Costa Rica’s landscapes are very diverse across this rather small country so every new place also brought new animals such as leafcutter ants in Puerto Viejo that carry chunks of leaf along the forest floor in slow columns and whose path you cross constantly without realising. I saw a poison dart frog in Tortuguero, a two centimetres long, fluorescent red frog with electric-blue feet that was sitting on a wet leaf shouting at the sky in a voice many sizes too big for its body. In Drake Bay, I was lucky enough to saw manta rays jumping out of the Pacific while a Costa Rican man on the trail behind me gestured frantically and shouted mira mira mira until I understood that the dark shapes flapping out of the water and back in were not, as I had assumed, dolphins.
The cloud forest
In the last week of the trip, I went up to Monteverde and walked into the Santa Elena cloud forest at 1800 metres of altitude, where the clouds physically sit inside the trees.

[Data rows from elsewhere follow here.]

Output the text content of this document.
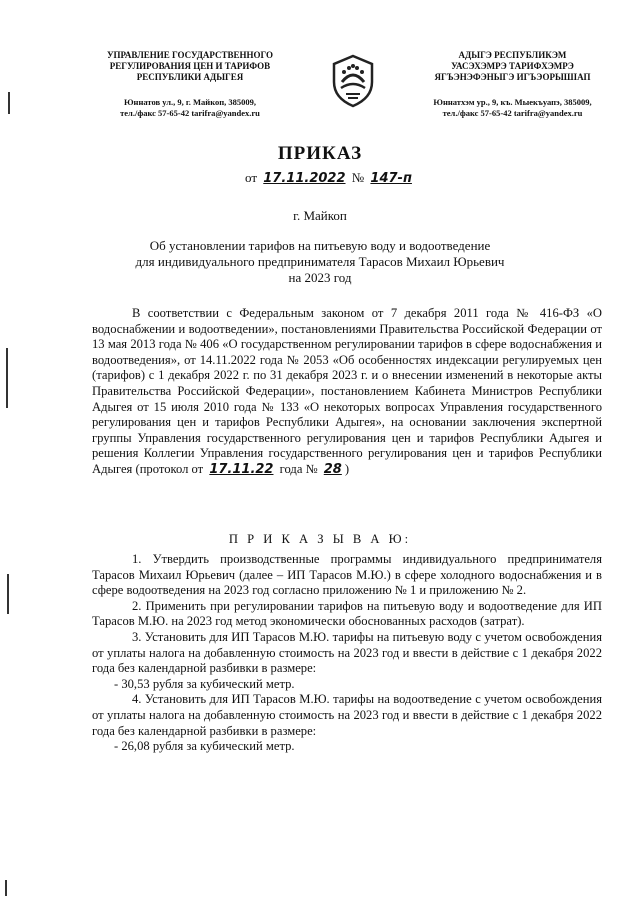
УПРАВЛЕНИЕ ГОСУДАРСТВЕННОГО
РЕГУЛИРОВАНИЯ ЦЕН И ТАРИФОВ
РЕСПУБЛИКИ АДЫГЕЯ
Юннатов ул., 9, г. Майкоп, 385009,
тел./факс 57-65-42 tarifra@yandex.ru
АДЫГЭ РЕСПУБЛИКЭМ
УАСЭХЭМРЭ ТАРИФХЭМРЭ
ЯГЪЭНЭФЭНЫГЭ ИГЪЭОРЫШІАП
Юннатхэм ур., 9, къ. Мыекъуапэ, 385009,
тел./факс 57-65-42 tarifra@yandex.ru
ПРИКАЗ
от 17.11.2022 № 147-п
г. Майкоп
Об установлении тарифов на питьевую воду и водоотведение
для индивидуального предпринимателя Тарасов Михаил Юрьевич
на 2023 год

В соответствии с Федеральным законом от 7 декабря 2011 года № 416-ФЗ «О водоснабжении и водоотведении», постановлениями Правительства Российской Федерации от 13 мая 2013 года № 406 «О государственном регулировании тарифов в сфере водоснабжения и водоотведения», от 14.11.2022 года № 2053 «Об особенностях индексации регулируемых цен (тарифов) с 1 декабря 2022 г. по 31 декабря 2023 г. и о внесении изменений в некоторые акты Правительства Российской Федерации», постановлением Кабинета Министров Республики Адыгея от 15 июля 2010 года № 133 «О некоторых вопросах Управления государственного регулирования цен и тарифов Республики Адыгея», на основании заключения экспертной группы Управления государственного регулирования цен и тарифов Республики Адыгея и решения Коллегии Управления государственного регулирования цен и тарифов Республики Адыгея (протокол от 17.11.22 года № 28 )

П Р И К А З Ы В А Ю:

1. Утвердить производственные программы индивидуального предпринимателя Тарасов Михаил Юрьевич (далее – ИП Тарасов М.Ю.) в сфере холодного водоснабжения и в сфере водоотведения на 2023 год согласно приложению № 1 и приложению № 2.

2. Применить при регулировании тарифов на питьевую воду и водоотведение для ИП Тарасов М.Ю. на 2023 год метод экономически обоснованных расходов (затрат).

3. Установить для ИП Тарасов М.Ю. тарифы на питьевую воду с учетом освобождения от уплаты налога на добавленную стоимость на 2023 год и ввести в действие с 1 декабря 2022 года без календарной разбивки в размере:

- 30,53 рубля за кубический метр.

4. Установить для ИП Тарасов М.Ю. тарифы на водоотведение с учетом освобождения от уплаты налога на добавленную стоимость на 2023 год и ввести в действие с 1 декабря 2022 года без календарной разбивки в размере:

- 26,08 рубля за кубический метр.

It rained the entire time, lightly, which lend a special ambiance to the forest. It was so quiet that the loudest sound was the dripping of water from one leaf to the next leaf below it. Every branch was wrapped in moss thirty centimetres thick and the ferns grew to the height of houses. There were trees so completely overgrown by other plants that the original tree was no longer really a tree, just a shape inside a web of plants.
What I had not expected was how quiet it was. The lowland rainforest I had spent the previous month in was constantly making noise. The cloud forest, by contrast, sounds like a cathedral underwater. Sometimes a single bird would call from very far off and the call would arrive at me already softened as though the moss had eaten most of the sound on the way.
I walked for two and a half hours and did not pass another person. At one point the trail opened onto a small wooden viewing platform where, in clear weather, you could apparently see Lake Arenal and the volcano on the far side. I saw clouds, moving slowly. I stood there for a long time and just enjoyed the serenity of the moment.
The cloud forest really was the perfect end for my trip since it made me think about how the moss has been growing on those branches for decades and how the clouds have been doing what the cloud is doing, in roughly that exact spot, for as long as the mountain has existed. The trail kept going past the viewing platform, deeper into the forest but I had to turn around to walk back the way I came.